Fury is full of well crafted scenes, including a tense conversation between the lads and two German women and several brutal battles against German infantry and anti-tank weapons. They all hold together well.
The plot of Fury is pretty understated. It reminds me a great deal of modern fantasy. Wardaddy tries to accommodate Norman to the realities of war while keeping his crew alive. The tank crew manages a stall a German advance at the cost of their own lives. Norman manages to survive, but when his told he is a hero he looks more confused than anything. The last shot of the film is him looking back at the tank that they all fought and died to protect. Wardaddy called it home. It is poignant and yet somehow transcends the usual tear-jerking male glory that I get out of war movies, leaving me thoughtful instead of emotional.
I would heartily recommend Fury to anyone who has an interest in tanks, or wants to see a war movie that does not come off as simple action porn.
I picked up Hegemony Rome in steam early access because I loved the Hegemony Gold game. Hegemony Gold was a slower paced, thoughtful RTS that included a supply chain logistics system that gave it a unique feel. When I first played the new game wasn’t optimized then so I let it sit for a while. I gave it another try in the new year and found that it is now is now decently polished, and optimized.
The Hegemony series is in antithesis of the dominant form of RTS (Starcraft Style). It is a slow playing ballet that builds over hours where a handful of units can have a large impact and a single raid can cause problems for an unwary empire. The way supply and manpower are handled in this series is brilliant, creating a very thoughtful style of gameplay that I would love to see more often.
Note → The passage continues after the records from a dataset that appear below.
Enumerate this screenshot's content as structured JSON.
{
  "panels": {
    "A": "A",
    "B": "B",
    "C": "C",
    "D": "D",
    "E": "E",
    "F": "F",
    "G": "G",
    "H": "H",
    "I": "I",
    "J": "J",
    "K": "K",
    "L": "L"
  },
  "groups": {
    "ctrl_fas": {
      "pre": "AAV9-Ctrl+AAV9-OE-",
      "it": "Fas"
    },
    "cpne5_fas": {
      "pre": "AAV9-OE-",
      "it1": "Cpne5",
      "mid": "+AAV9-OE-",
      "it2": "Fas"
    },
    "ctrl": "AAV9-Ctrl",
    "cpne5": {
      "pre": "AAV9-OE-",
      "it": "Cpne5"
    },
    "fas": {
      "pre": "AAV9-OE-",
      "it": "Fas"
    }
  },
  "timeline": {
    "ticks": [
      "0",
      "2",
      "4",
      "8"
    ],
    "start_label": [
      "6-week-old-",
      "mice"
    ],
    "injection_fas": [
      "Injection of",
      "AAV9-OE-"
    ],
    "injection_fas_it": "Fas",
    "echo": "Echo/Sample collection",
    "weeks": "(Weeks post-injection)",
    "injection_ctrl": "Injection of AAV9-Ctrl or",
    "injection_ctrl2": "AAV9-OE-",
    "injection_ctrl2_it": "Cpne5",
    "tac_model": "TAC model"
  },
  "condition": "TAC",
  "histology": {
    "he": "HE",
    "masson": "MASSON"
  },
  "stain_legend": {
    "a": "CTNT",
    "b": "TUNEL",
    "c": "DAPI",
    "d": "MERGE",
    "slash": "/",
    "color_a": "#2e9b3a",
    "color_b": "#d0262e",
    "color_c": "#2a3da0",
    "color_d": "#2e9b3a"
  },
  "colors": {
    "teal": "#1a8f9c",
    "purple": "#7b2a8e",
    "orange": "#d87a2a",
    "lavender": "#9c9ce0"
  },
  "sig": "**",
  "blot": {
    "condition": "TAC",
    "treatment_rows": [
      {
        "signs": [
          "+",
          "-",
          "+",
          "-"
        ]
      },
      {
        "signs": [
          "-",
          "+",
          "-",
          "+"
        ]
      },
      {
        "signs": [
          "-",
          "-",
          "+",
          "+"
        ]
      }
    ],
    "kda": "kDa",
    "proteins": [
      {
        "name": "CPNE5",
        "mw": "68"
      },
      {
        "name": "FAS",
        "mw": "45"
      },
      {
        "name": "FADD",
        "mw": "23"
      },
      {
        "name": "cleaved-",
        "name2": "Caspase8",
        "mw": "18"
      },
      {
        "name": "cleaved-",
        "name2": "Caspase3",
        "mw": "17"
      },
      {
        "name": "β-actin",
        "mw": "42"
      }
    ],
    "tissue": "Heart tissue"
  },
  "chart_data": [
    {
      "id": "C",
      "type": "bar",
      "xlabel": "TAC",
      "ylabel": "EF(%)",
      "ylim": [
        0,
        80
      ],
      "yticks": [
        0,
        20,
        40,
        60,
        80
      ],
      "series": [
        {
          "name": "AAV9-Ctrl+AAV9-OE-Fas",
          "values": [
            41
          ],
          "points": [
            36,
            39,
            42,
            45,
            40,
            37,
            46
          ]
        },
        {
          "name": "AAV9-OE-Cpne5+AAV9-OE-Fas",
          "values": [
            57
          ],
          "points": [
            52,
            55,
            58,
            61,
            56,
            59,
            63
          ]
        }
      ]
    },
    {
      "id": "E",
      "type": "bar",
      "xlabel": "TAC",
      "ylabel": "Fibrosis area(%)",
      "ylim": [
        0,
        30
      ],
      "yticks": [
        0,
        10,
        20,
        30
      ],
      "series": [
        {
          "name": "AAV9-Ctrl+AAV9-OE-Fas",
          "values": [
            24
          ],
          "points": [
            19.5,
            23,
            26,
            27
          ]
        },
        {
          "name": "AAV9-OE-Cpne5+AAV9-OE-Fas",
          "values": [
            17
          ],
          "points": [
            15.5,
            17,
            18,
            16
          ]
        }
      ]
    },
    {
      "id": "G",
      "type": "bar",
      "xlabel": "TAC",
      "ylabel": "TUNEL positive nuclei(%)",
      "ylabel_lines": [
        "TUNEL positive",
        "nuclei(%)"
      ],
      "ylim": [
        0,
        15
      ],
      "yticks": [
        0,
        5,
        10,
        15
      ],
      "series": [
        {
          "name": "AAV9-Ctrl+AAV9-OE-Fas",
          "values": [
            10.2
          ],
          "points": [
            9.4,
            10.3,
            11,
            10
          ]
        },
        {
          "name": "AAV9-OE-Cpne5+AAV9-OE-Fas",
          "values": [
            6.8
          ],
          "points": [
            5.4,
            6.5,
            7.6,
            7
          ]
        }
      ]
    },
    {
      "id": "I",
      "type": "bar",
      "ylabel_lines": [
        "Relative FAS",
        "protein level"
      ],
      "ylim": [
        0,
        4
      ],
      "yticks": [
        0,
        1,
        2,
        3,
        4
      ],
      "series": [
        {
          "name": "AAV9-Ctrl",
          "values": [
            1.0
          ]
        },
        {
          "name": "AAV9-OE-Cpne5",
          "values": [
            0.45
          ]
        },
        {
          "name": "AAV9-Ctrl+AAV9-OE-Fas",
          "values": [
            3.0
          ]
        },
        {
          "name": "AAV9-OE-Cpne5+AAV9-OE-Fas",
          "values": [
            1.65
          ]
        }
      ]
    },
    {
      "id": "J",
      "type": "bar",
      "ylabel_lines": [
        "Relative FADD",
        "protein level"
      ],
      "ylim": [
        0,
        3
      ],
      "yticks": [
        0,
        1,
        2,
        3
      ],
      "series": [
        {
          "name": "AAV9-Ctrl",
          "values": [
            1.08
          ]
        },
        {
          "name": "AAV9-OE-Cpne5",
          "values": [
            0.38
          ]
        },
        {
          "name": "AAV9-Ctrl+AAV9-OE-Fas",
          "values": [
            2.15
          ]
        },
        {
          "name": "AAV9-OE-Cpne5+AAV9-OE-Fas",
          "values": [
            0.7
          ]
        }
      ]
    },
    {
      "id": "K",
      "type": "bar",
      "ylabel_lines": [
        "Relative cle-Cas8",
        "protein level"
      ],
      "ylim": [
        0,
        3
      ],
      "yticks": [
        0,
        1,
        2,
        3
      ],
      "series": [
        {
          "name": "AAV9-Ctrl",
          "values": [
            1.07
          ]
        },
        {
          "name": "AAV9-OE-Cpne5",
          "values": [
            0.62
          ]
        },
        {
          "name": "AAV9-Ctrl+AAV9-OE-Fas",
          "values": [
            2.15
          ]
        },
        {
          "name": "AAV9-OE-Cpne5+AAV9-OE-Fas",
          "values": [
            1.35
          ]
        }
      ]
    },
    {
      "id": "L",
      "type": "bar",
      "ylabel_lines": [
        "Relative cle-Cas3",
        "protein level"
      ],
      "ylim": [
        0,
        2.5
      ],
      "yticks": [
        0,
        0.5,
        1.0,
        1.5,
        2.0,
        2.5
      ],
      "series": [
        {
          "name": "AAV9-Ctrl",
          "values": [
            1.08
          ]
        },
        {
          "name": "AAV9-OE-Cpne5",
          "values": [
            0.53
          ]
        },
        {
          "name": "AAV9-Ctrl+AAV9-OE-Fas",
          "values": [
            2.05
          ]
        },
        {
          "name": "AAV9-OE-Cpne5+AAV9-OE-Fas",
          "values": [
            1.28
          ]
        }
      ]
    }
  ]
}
The bigger your empire, the more difficult it is to protect it, and manage getting the needed food and manpower to the right place.
The four story campaigns follow the career of Caesar in Gaul in exacting detail. You will invade Britain, you will cross the Rhine, and you will see your province torn apart by rebellion. By the end of it you will feel like you have conquered the place yourself, and maybe feel a little shell shocked at having to deal with pesky raiders constantly picking at your flanks.
The game is by no means perfect. If you are not a patient gamer, or a thoughtful exploiter of gaming systems you may not enjoy it. The scope of the game might have been a little too ambitious for such a small studio, and it occasionally falls apart. It is slow to start, but that humble beginning only lets you appreciate the epic scope once you get there.
-Supply lines and manpower mechanics define how the game is played. Raids can be devastating, and concentrating an entire army in one place will often cause you to lose as you run out of food or your empire is picked apart by raiders.
-New Experience System lets you specialize Legions, and even promote officers from veteran legions to generals which you can assign to any legion. In this way you can use your best Legions as a sort of officer school to power up other units. It is kind of awesome.
-Flanking and positioning make an enormous difference.
-You can built forts and bridges, and customize cities.
Take it or Leave it
-Siege warfare is brutal. Better plan it out.
-Naval Warfare can be finicky
-Not a lot of different varities of unit, however the differences become very meaningful as you learn how to use them,
-Slow to start
-The supply mechanic is not for every gamer
-Not as flashy as a AAA title
I will let it sit for a while longer then I’ll try the sandbox campaign and some mods I think, then update my review. Good on you Longbow, I always hoped for another after Hegemony Gold and I am glad to see it.